Now the deeds of the flesh are evident, which are: immorality, impurity, sensuality, idolatry, sorcery, enmities, strife, jealousy, outbursts of anger, disputes, dissensions, factions, envying, drunkenness, carousing, and things like these, of which I forewarn you, just as I have forewarned you, that those who practice such things will not inherit the kingdom of God.

But the fruit of the Spirit is love, joy, peace, patience, kindness, goodness, faithfulness, gentleness, self-control; against such things there is no law. Now those who belong to Christ Jesus have crucified the flesh with its passions and desires. If we live by the Spirit, let us also walk by the Spirit.

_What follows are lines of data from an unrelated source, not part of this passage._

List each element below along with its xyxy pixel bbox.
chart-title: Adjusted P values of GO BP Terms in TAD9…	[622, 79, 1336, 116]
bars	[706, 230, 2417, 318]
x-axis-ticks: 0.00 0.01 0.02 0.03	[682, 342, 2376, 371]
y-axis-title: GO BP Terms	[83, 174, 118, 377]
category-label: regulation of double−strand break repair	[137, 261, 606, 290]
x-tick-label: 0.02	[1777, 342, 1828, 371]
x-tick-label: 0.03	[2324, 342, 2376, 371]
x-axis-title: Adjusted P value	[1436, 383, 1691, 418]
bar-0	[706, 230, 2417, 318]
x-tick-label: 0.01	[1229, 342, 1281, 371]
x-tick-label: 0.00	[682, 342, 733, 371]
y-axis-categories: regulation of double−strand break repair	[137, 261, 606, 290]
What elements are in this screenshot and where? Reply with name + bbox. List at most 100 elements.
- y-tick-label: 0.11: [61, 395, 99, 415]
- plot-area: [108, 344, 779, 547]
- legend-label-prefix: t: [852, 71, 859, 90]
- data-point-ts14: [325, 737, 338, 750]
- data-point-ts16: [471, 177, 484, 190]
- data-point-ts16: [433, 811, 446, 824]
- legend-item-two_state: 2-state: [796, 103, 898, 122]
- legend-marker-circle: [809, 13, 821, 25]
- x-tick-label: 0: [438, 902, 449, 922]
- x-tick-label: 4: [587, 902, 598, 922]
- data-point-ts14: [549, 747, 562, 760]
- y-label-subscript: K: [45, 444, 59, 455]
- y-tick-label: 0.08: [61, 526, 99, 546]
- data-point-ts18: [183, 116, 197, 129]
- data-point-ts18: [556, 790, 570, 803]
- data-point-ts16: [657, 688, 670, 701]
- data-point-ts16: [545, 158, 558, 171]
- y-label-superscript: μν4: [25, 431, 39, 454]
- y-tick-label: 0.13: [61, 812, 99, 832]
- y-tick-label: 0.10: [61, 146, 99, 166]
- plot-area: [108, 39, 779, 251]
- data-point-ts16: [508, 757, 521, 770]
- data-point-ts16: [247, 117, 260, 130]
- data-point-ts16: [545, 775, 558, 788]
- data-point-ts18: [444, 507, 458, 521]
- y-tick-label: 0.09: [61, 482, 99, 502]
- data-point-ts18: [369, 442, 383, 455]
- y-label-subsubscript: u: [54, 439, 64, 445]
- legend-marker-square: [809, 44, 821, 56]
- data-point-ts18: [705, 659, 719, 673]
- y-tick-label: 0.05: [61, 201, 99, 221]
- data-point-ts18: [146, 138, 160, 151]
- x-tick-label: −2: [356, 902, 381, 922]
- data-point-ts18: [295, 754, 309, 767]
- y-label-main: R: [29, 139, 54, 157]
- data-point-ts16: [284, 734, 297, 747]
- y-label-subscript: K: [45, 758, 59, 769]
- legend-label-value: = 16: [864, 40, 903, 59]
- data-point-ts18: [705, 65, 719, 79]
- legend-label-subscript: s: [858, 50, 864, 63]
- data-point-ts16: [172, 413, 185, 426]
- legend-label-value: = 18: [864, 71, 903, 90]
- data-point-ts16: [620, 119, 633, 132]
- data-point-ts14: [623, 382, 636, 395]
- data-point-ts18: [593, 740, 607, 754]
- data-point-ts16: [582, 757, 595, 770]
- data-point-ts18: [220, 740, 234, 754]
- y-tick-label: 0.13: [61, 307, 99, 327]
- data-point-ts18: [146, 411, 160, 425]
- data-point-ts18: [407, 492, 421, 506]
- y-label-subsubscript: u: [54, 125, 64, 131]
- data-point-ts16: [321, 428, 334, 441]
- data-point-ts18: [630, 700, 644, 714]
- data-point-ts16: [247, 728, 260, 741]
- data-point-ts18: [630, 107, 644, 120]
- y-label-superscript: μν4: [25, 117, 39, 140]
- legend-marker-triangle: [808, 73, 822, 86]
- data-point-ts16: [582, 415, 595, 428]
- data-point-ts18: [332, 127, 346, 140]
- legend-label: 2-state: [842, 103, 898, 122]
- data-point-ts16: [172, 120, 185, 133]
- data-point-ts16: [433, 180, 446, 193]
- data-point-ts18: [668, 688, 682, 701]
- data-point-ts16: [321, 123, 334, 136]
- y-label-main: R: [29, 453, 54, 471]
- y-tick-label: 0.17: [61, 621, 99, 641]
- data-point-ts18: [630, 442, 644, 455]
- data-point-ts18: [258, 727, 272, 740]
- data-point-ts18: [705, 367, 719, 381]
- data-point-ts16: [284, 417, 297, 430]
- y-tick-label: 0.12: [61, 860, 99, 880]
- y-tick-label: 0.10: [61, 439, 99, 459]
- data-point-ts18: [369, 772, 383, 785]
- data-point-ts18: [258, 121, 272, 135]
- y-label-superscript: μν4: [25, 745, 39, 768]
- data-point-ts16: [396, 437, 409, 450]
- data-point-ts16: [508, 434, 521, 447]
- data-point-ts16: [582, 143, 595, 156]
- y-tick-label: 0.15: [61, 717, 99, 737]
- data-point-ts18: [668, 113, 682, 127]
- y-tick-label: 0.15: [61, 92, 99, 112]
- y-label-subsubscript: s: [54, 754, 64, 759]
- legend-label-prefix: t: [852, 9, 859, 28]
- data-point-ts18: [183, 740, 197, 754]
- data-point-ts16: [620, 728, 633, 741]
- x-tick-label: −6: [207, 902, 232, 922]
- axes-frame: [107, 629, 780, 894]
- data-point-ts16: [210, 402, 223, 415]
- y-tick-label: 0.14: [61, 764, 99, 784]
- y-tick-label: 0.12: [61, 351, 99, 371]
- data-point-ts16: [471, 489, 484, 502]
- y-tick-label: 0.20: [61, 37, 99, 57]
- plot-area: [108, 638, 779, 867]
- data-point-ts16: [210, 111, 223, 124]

To the old covenant believers holiness meant being set apart for God. To the new covenant believer, holiness means being set apart like God. The old testament commandment is “You shall be holy, for (because) I the LORD your God am holy”, but the new testament commandment is “but like the Holy One who called you (or 'like he who called you is holy'), be holy yourselves also in all your behavior;” (1Pe 1:15). For us sanctifications means taking on some of the nature of Christ, and becoming like him.

But this is looking less and less like the Corinthian church, isn't it? The problem with sanctification is that while we do have the Holy Spirit living in us, we at the same time have a body and a mind with habits and thought patterns and even somewhat of a natural resistance against the things of God. And we are fighting a spiritual war against the devil and his angels, not to mention that we are under the influence of a world that does not care about God, and that too tends to rub off on us.

Sanctification is not thing that happens once and then we're done with it. It's a process that begins when we are saved and lasts for our entire lives. Not until we stand in heaven and see God face to face will we be completely transformed to his image. But that is where we are heading. And even with all the problems in the Corinthian church, that was where they were heading as well. Paul is not writing them to say that they are not growing, but he is rebuking them for growing so slowly. There is some sanctification in their lives, but they are still infants in Christ even after this time He says in c 3. “And I, brethren, could not speak to you as to spiritual men, but as to men of flesh, as to infants in Christ. I gave you milk to drink, not solid food; for you were not yet able to receive it. Indeed, even now you are not yet able” They were in Christ, they had the Holy Spirit, and they were being sanctified. But they were letting the world and their flesh hold them back from growing. Three years after the church was founded they were not supposed to still be at the stage of infants, barely being able to drink milk.

Saints by calling:
Contrary to popular belief, a saint is not a dead catholic with a yellow ring around his head. A saint is anyone who is justified in Christ. This is not exclusive to the Corinthian church, but it is for “all who in every place call on the name of our Lord Jesus Christ”. All of us who are in Christ have been declared righteous, and we are saints. And this verse says we became saints in the same way that Paul became an apostle; by calling. The Bible says in Romans 8:

For those whom He foreknew, He also predestined to become conformed to the image of His Son, so that He would be the firstborn among many brethren; and these whom He predestined, He also called; and these whom He called, He also justified; and these whom He justified, He also glorified.

It is all a matter of Gods calling. Jesus said “No one can come to me unless the Father who sent me draws him, and I will raise him up at the last day.” (Jn 6:44)

Verse 3:

Grace to you and peace from God our Father and the Lord Jesus Christ.

Paul starts his letter with this blessing, and I'll end this session with it. We've already seen Gods grace richly in these verses, in electing, calling, justifying, and sanctifying. May his grace do it's work in all of you and produce in you the peace that comes with it.